With all due respect to the learned counsel for the Defendant Bank, I do not consider that the suit before this Court involved a dispute as regards to the environment, the use, or the occupation of and title to the suit property. As I see it, the suit property being offered by way of security to the Defendant Bank for the loan facilities availed to the 2nd Plaintiff, the same became a commodity which the chargee, the Defendant Bank, could sell off in order to recover monies lent to the 2nd Plaintiff. To this end, I adopt the finding of Ochieng J. in theAndrew Wanjohi case (supra) when he stated:

“By offering the suit property as security the chargor was equating it to a commodity which the chargee may dispose of, so as to recover his loan together with the interest thereon.”

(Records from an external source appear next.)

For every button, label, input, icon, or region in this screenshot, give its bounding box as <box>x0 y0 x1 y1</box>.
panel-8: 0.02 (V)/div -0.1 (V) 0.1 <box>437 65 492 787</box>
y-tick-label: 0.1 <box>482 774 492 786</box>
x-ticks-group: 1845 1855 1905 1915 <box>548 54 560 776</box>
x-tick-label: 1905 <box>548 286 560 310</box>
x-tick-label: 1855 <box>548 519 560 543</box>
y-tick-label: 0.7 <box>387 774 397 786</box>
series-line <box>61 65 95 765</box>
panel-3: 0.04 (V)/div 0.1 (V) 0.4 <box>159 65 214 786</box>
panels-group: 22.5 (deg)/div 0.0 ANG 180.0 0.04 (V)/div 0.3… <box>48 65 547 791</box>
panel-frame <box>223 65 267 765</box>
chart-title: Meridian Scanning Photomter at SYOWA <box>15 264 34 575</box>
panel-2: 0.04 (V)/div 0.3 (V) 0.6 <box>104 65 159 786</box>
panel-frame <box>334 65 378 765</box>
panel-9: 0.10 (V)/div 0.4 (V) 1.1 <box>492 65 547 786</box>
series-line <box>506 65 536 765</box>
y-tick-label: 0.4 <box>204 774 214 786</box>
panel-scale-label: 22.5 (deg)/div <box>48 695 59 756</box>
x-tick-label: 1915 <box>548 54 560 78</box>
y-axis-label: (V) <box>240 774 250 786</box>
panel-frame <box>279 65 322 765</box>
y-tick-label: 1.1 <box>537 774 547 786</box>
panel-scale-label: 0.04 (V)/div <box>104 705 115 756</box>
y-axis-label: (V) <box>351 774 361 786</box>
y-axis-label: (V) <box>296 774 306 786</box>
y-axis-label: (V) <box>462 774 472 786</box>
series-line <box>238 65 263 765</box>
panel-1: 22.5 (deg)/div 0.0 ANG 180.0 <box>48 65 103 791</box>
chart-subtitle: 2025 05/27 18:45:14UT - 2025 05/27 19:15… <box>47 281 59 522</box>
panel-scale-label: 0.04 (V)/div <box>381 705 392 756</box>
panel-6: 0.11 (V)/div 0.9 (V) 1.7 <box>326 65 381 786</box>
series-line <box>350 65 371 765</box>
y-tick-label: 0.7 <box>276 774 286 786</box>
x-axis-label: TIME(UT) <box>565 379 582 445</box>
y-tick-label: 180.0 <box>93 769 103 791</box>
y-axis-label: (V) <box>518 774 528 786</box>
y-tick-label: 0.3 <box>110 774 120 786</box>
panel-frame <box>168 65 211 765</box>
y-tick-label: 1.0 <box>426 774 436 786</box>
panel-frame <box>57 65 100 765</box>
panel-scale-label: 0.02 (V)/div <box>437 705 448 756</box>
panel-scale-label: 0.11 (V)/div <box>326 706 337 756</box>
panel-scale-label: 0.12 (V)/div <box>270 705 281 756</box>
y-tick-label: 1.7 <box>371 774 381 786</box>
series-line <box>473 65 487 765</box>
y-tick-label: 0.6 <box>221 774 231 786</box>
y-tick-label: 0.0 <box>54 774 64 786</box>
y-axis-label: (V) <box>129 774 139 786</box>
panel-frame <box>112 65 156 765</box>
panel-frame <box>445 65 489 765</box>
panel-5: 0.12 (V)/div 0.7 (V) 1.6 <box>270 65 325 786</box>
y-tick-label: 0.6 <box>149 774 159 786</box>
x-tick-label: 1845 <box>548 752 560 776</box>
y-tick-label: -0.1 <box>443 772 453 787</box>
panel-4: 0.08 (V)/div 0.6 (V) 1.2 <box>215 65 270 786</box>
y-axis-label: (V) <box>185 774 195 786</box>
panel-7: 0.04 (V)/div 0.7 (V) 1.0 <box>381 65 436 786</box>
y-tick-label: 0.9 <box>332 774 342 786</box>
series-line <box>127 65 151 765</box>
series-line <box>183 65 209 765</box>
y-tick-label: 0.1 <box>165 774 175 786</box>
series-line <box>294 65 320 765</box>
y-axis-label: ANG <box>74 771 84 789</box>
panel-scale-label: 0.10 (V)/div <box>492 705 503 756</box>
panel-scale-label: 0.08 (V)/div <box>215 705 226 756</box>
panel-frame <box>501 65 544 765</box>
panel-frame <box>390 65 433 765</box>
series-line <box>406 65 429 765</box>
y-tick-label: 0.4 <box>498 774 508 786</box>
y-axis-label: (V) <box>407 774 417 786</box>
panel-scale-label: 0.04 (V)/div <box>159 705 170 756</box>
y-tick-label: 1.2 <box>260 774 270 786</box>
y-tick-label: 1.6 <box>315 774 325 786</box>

25.    Although I have found that the 1st Plaintiff is entitled to injunctive Orders, I am concerned at the revelation contained in the Replying Affidavit dated 17th December 2012 as to the fact that no payments have been made towards the 2nd Plaintiff’s Term Loan facility since 20th January 2012 as well as no payments in respect of its US dollar account since 19th January 2012 and its KES Current account since 14th May 2012. Although this is an obligation lying squarely with the 2nd Plaintiff, I have already noted, as above, that the Plaintiffs share common directors. I appreciate that the Plaintiffs are separate legal entities but in my opinion, the 1st Plaintiff must be aware of the defaults of the 2nd Plaintiff and has not been open and straightforward with this Court as regards thereto. In my view, such behaviour by the 1st Plaintiff can only go against it at the hearing of this suit in due course. For now, I do not consider that the 1st Plaintiff is deserving of its costs of its Application before Court and, as a result, I make no order as to costs.

DATED and delivered at Nairobi this 31st day of October, 2013.